Governing Health Information for Revenue Cycle Excellence
Kathy Downing, AHIMA IGAdvisors
The revenue cycle is both the front end and back end of the patient health experience. Unfortunately, revenue cycle processes are often not standardized, or when standardized, not followed consistently by staff. The opportunities for improvement within the revenue cycle are vast and trustworthy information and standardized defined processes are crucial to making the improvements necessary to ensure excellence. This presentation will provide an overview of information governance for healthcare, including industry initiatives that are driving the need to ensure trustworthy information; current barriers resulting from silo’d decisions around information; key components of information governance program; and the competitive advantage that a formal information governance program will give a healthcare organization. In addition, the presentation will focus on how information governance will ensure revenue cycle excellence through real-world examples of revenue cycle challenges.
Objective 1: Discuss healthcare industry drivers for information governance.
Objective 2: Understand what information governance is and what it means in a healthcare organization.
Objective 3: Discuss revenue cycle challenges and barriers and how information governance can drive excellence in this area.
Objective 4: Explore the value proposition of an information governance program.
Objective 5: Obtain the knowledge and tools to implement an information governance program.
Kathy Downing, MA, RHIA, PMP, CHPS, has 20 years of experience in healthcare leadership and consulting and an extensive background in planning and directing cross-functional business operations and technology projects. Her focus is everything EHR – selection, implementation, and management; Privacy & Security; Project Management; and General HIM Operations.
A Model of Data Maturity to Support Predictive Analytics
Daniel O’Malley, University of Virginia Health System
The use of data, like many processes in healthcare and other industries, tends to follow a maturity progression path from basic, operationally-based, retrospective metrics to advanced, strategically-focused, prospective decision-making. The journey toward data use maturity requires support and an advanced data infrastructure that increasingly must deliver real-time analysis. Certain skills and expertise are needed to facilitate business units and service lines along this path and to support their increasingly complex data requests. This requires an increasingly close collaboration and a partnership between the service lines and the data production pipeline. Examine how the University of Virginia Health System is tackling this problem to create an agile analytics capability.
Objective 1: Describe the data maturity progression that an organization undergoes as it becomes data-driven
Objective 2: List the data architecture activities that support the data maturity progression journey
Objective 3: Recognize the various benefits that are achieved as an organization progresses toward agile analytics
Daniel O’Malley is the director of data operations for the University of Virginia Health System.
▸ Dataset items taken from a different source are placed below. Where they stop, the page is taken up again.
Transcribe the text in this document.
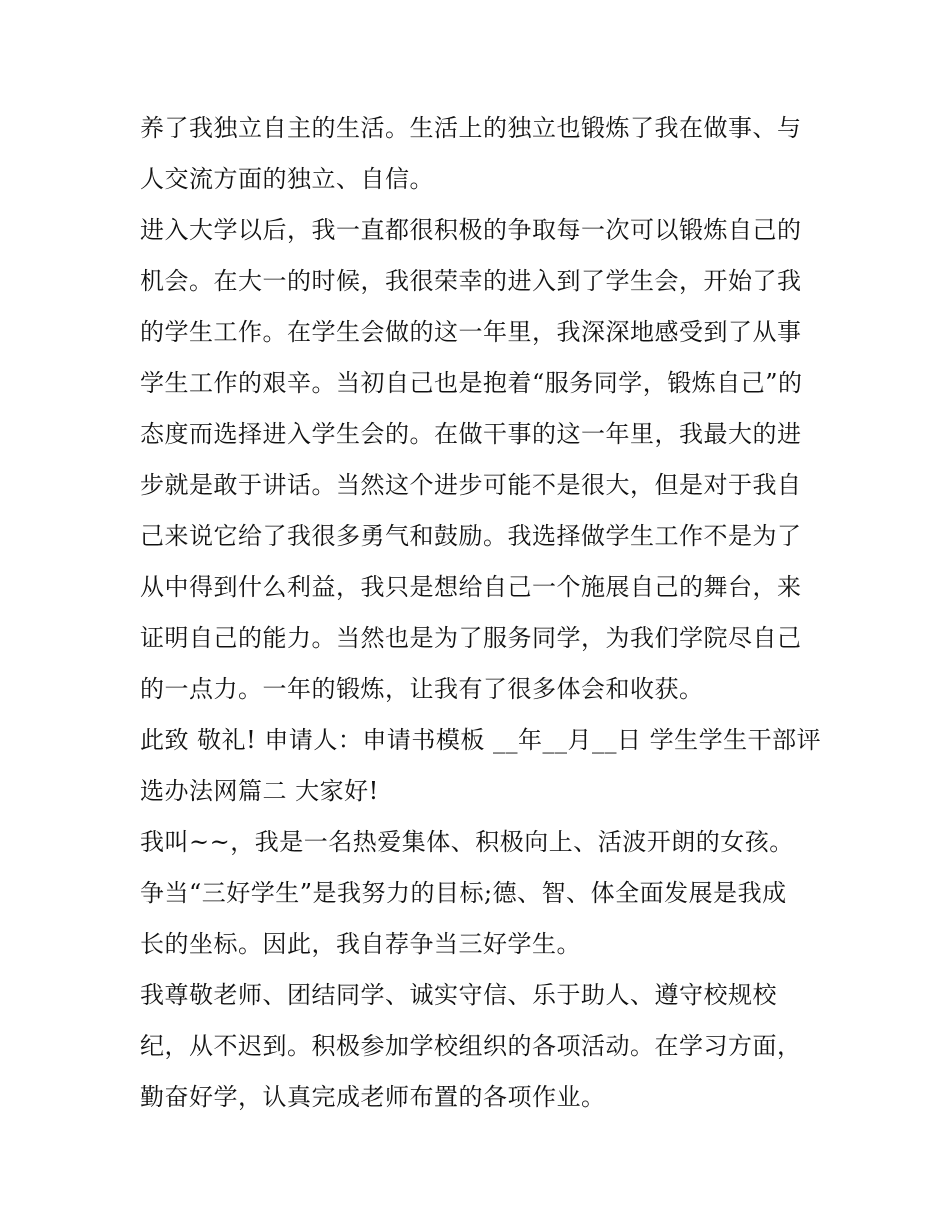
养了我独立自主的生活。生活上的独立也锻炼了我在做事、与
人交流方面的独立、自信。
进入大学以后，我一直都很积极的争取每一次可以锻炼自己的
机会。在大一的时候，我很荣幸的进入到了学生会，开始了我
的学生工作。在学生会做的这一年里，我深深地感受到了从事
学生工作的艰辛。当初自己也是抱着“服务同学，锻炼自己”的
态度而选择进入学生会的。在做干事的这一年里，我最大的进
步就是敢于讲话。当然这个进步可能不是很大，但是对于我自
己来说它给了我很多勇气和鼓励。我选择做学生工作不是为了
从中得到什么利益，我只是想给自己一个施展自己的舞台，来
证明自己的能力。当然也是为了服务同学，为我们学院尽自己
的一点力。一年的锻炼，让我有了很多体会和收获。
此致 敬礼! 申请人：申请书模板 __年__月__日 学生学生干部评
选办法网篇二 大家好!
我叫~~，我是一名热爱集体、积极向上、活波开朗的女孩。
争当“三好学生”是我努力的目标;德、智、体全面发展是我成
长的坐标。因此，我自荐争当三好学生。
我尊敬老师、团结同学、诚实守信、乐于助人、遵守校规校
纪，从不迟到。积极参加学校组织的各项活动。在学习方面，
勤奋好学，认真完成老师布置的各项作业。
He currently leads a team that manages the enterprise data warehouse, Epic Clarity, the Star data warehouse, as well as the overall enterprise data tier architecture and the organizational data production pipeline. Dan has spent the last 18 years in IT, with 11 of those years having a distinct focus on reporting and data analysis in various roles in healthcare. This has included reporting systems, data warehousing, dashboards, and modern predictive analysis tools.